I am completely, absolutely and totally persuaded by the efficacy of this remedy. During the last four days I have not used my inhaler at all. I cannot remember such a span of freedom from asthma drugs in 30 years. Once or twice I have felt the need for treatment, with a mild feeling of wheeziness, but I have immediately applied shallow breathing techniques and soon I am calm and OK.
Some side effects have become very noticeable; my nose is incredibly clear. For most of my life I have lived with a "blocked nose", hence the need to breathe through the mouth; and suddenly my nose is distinctly unblocked. In fact Buteyko theory teaches that mucous is a direct product of CO2 deficiency, acting as a shield against further assaults on the lung cells. By remedying the CO2 balance one eliminates the need for these defences and hence the nose no longer need fill with mucous.
This in turn has led to another side effect; my sense of smell now is very acute. I go to the toilet and the smell of urine is overwhelming. If someone now lights up a cigarette in my presence I have a very strong reaction to it. Last night I slept without taping the mouth. I think it was a mistake as I woke up with mild asthma symptoms, including mild gasping through the mouth. Breathing through the mouth is the origin of the "over breathing" that Buteyko so opposes.

Day Nine (04/02/2003)

During the last nine days I have used my inhaler twice. Not twice a day, but twice only. I find that my sleep has once or twice been interrupted by asthma and I have reached for the puffer. Otherwise, the improvement has been miraculous. I am not totally free of asthmatic feelings; there are quite a few times when I feel mildly asthmatic, but instead of reaching for the inhaler, I practise my breathing and soon start to relax. If I have one problem it is the problem of complacency. When things are going well (which is most of the time) I am tempted not to do my exercises, and presume that I am now cured. This slackness finally caught up with me this morning when I was feeling asthmatic for quite some time. I reminded myself that I MUST keep up the practice.

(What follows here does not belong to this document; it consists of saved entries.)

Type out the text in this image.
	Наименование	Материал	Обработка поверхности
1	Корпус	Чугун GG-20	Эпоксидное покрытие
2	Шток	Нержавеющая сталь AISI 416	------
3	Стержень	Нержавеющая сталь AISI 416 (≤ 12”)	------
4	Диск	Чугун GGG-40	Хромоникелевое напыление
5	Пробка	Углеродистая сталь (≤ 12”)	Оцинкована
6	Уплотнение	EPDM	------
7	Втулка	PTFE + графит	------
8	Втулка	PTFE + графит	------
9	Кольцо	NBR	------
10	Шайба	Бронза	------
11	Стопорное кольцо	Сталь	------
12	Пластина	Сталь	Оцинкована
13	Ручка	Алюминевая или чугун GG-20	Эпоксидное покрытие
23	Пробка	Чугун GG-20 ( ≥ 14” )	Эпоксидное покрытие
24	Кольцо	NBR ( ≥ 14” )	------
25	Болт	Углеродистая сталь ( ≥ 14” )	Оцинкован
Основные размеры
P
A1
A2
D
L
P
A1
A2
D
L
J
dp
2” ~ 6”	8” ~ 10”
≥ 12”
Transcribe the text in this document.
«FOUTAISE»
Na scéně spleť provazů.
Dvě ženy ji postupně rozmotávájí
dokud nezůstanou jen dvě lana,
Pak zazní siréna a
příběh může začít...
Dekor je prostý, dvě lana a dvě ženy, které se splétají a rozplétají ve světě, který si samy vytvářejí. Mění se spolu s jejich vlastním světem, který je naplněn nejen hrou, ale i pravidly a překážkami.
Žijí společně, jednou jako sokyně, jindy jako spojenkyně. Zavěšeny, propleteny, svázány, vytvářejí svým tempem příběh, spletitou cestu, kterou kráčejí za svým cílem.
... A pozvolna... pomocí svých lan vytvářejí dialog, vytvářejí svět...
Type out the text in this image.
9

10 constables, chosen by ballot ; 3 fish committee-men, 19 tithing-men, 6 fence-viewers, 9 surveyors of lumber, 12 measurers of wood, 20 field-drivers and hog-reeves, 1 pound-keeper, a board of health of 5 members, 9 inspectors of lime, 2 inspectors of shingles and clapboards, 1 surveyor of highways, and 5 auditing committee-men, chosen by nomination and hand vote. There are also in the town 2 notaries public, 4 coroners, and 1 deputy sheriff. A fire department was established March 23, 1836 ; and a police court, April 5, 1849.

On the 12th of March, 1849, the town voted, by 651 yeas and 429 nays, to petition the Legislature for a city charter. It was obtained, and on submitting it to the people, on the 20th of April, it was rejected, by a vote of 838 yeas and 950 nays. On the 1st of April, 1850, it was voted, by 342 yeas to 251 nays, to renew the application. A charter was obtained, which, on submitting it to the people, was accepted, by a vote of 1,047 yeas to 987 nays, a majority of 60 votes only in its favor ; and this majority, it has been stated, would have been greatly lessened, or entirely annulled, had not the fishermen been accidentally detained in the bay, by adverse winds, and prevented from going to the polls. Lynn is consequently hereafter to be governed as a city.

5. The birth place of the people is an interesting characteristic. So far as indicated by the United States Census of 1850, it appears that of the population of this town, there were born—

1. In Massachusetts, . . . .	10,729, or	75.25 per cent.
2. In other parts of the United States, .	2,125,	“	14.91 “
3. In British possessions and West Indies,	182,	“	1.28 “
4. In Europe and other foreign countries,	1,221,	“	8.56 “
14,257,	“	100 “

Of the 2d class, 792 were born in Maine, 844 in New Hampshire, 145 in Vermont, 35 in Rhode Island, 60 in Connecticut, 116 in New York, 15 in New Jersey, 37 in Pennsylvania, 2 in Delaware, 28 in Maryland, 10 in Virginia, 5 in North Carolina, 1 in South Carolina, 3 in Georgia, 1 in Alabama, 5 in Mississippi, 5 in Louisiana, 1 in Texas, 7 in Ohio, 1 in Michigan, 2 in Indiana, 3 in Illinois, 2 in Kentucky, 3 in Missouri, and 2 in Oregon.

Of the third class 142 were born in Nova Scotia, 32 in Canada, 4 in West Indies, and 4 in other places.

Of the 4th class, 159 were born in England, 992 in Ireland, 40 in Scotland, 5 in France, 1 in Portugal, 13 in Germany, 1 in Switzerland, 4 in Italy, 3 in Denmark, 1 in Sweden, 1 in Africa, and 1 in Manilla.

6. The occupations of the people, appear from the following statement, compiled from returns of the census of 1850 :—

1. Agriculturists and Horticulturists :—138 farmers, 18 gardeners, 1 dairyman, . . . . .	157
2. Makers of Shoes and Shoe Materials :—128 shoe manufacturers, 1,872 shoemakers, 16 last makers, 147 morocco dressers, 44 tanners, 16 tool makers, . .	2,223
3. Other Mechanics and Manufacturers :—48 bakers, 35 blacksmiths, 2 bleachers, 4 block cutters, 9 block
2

It is astonishing that during the course of 9 days I have been so well, and that my inhaler usage has dropped to just two puffs.

I have just received in the mail a book called "Freedom from Asthma" by Alexander Stalmatski with a foreword by Professor Buteyko. I intend to read the book and let you know what I think of it.

But you already know what I think of the Buteyko method: It is a miracle in my life.